Küçük bir ilçede büyüdüm ben.Babamın iş yeride evimizin hemen altındaydı.Yanımızda halamlar, alt katımızda amcamlar sağımızda solumuzda da komşu çocukları vardı. O yüzden oyun deyince benim aklıma ip atlamak, çamurdan evler yapmak,lastik topla oynamak, bilmeceler sormak, saklambaç oynamak filan geliyor. Evcilik oynadığımı çok hatırlamam.Zaten sadece bir bebeğim vardı.
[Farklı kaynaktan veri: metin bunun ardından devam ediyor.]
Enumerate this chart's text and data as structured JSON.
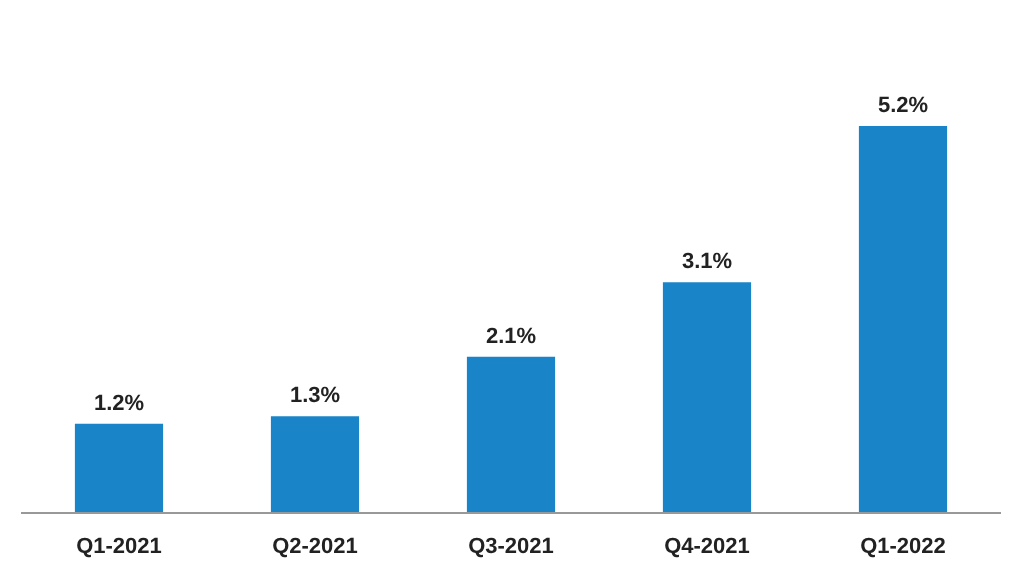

Gülru büyürken farkettim ki oyun deyince aklıma ne geldiyse ona da öğretmişim. Çocukluğumda öğrendiğim şarkılar,bilmeceler, el üstünde kimin eli var oyunu, duvara vurulunca donup kalınan oyun, hatta pişik demeyi bile…Gelin görün ki sabah kalktığı andan itibaren “hadi komşuculuk oynayalım, ben sana kahvaltıya gelmiş olayım ” diyen bir kızım var. Elimden geldiğince eşlik etmeye çalışıyorum. Ama bu konuda istediğim performansı henüz yakalamış değilim.Kendi kendime suçluluk hissetmiyor da değilim. İçten içe Nur çabucak büyüse de birlikte oynasalar diye geçirmiyor değilim. Sabah komşuculuk, sonra doktorculuk, sonra evcilik derken sürekli bir atraksiyon halindeyiz.Bir de replikleri sürekli o söylüyor.”Şimdi şunu diyeceksin, şimdi şöyle olmuş”. Böyle olunca da konsantre olamıyorum tabi. E oyun onun diye de dediklerini yapıyorum. Ama kafam bugünlerde sürekli bu konuya takılıp duruyor.
Yani aslında ben kızımla oyun oynamamış mı oluyorum gerçekte?